Despite spending over a year hosting his own bus-travel podcast before he went on to celebrate them on Radio 4, surprisingly, Ian’s work never stemmed from a particular love for transport.
“I don’t like buses, I like bus routes,” he said. “And I think it all sort of stems from when I was little. Other kids would read, you know, The Gruffalo, or whatever; I was there with the A-to-Z.
“Before I knew it, I knew all the major roads through Manchester just by being a total nerd. Then I progressed to my dad’s road atlas.
“It was ludicrous, if you ask me! But that’s what I was interested in when I was a little boy. I’ve still got dozens and dozens and dozens of Ordinance Survey maps stacked around the house, and I love them all to bits.”
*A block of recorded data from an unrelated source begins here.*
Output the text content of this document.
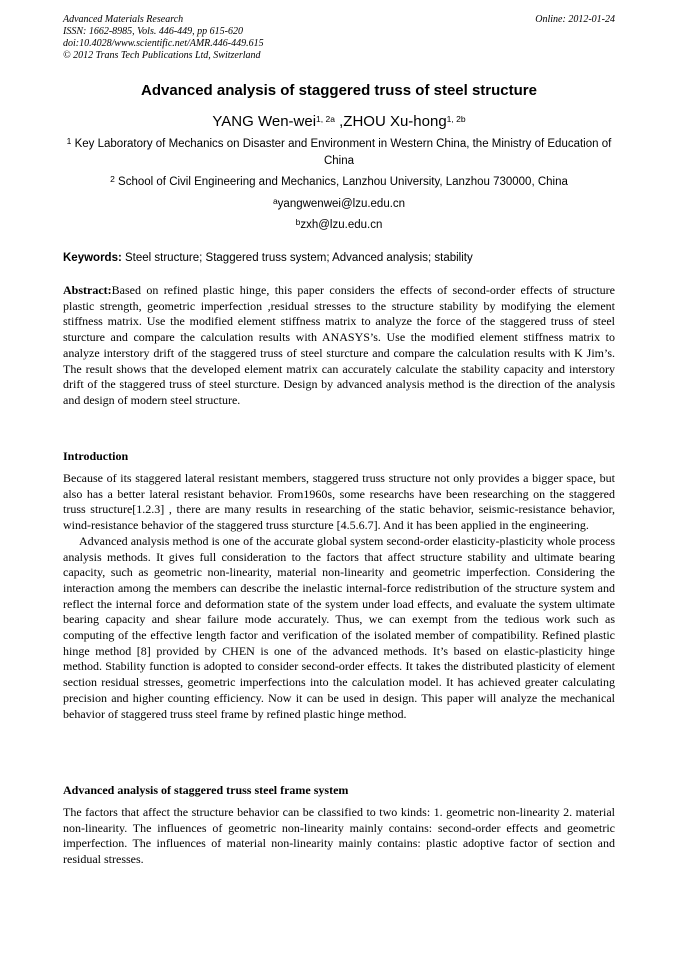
Advanced Materials Research
ISSN: 1662-8985, Vols. 446-449, pp 615-620
doi:10.4028/www.scientific.net/AMR.446-449.615
© 2012 Trans Tech Publications Ltd, Switzerland
Online: 2012-01-24
Advanced analysis of staggered truss of steel structure
YANG Wen-wei$^{1, 2a}$ ,ZHOU Xu-hong$^{1, 2b}$
$^1$ Key Laboratory of Mechanics on Disaster and Environment in Western China, the Ministry of Education of China
$^2$ School of Civil Engineering and Mechanics, Lanzhou University, Lanzhou 730000, China
$^a$yangwenwei@lzu.edu.cn
$^b$zxh@lzu.edu.cn
Keywords: Steel structure; Staggered truss system; Advanced analysis; stability

Abstract:Based on refined plastic hinge, this paper considers the effects of second-order effects of structure plastic strength, geometric imperfection ,residual stresses to the structure stability by modifying the element stiffness matrix. Use the modified element stiffness matrix to analyze the force of the staggered truss of steel sturcture and compare the calculation results with ANASYS’s. Use the modified element stiffness matrix to analyze interstory drift of the staggered truss of steel sturcture and compare the calculation results with K Jim’s. The result shows that the developed element matrix can accurately calculate the stability capacity and interstory drift of the staggered truss of steel sturcture. Design by advanced analysis method is the direction of the analysis and design of modern steel structure.

Introduction

Because of its staggered lateral resistant members, staggered truss structure not only provides a bigger space, but also has a better lateral resistant behavior. From1960s, some researchs have been researching on the staggered truss structure[1.2.3] , there are many results in researching of the static behavior, seismic-resistance behavior, wind-resistance behavior of the staggered truss sturcture [4.5.6.7]. And it has been applied in the engineering.

Advanced analysis method is one of the accurate global system second-order elasticity-plasticity whole process analysis methods. It gives full consideration to the factors that affect structure stability and ultimate bearing capacity, such as geometric non-linearity, material non-linearity and geometric imperfection. Considering the interaction among the members can describe the inelastic internal-force redistribution of the structure system and reflect the internal force and deformation state of the system under load effects, and evaluate the system ultimate bearing capacity and shear failure mode accurately. Thus, we can exempt from the tedious work such as computing of the effective length factor and verification of the isolated member of compatibility. Refined plastic hinge method [8] provided by CHEN is one of the advanced methods. It’s based on elastic-plasticity hinge method. Stability function is adopted to consider second-order effects. It takes the distributed plasticity of element section residual stresses, geometric imperfections into the calculation model. It has achieved greater calculating precision and higher counting efficiency. Now it can be used in design. This paper will analyze the mechanical behavior of staggered truss steel frame by refined plastic hinge method.

Advanced analysis of staggered truss steel frame system

The factors that affect the structure behavior can be classified to two kinds: 1. geometric non-linearity 2. material non-linearity. The influences of geometric non-linearity mainly contains: second-order effects and geometric imperfection. The influences of material non-linearity mainly contains: plastic adoptive factor of section and residual stresses.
‘A serenity to travelling at night’
Ahead of this weekend’s episode of Illuminated, Ian hopes an episode on the night bus will highlight a different type of intrigue than the typical day journeys of Slower Travel.
“You get great views over in Leigh: at nighttime, you can see Manchester city centre, 10 or 12 miles in the distance, with these big limbs reaching up into the sky. It does feel like you’re seeing things you’re not meant to see.
“There’s a serenity to travelling at night. It’s just people travelling along in this little yellow tin, going about their business, you know. No aggro, no argy-bargy, no funny business.
“You go from A to B, but you’re taking the rest of the alphabet a lot of the time as well. It’s interesting. It’s an interesting way of seeing the world.”
BBC Radio 4’s Illuminated airs this Sunday at 7.15pm.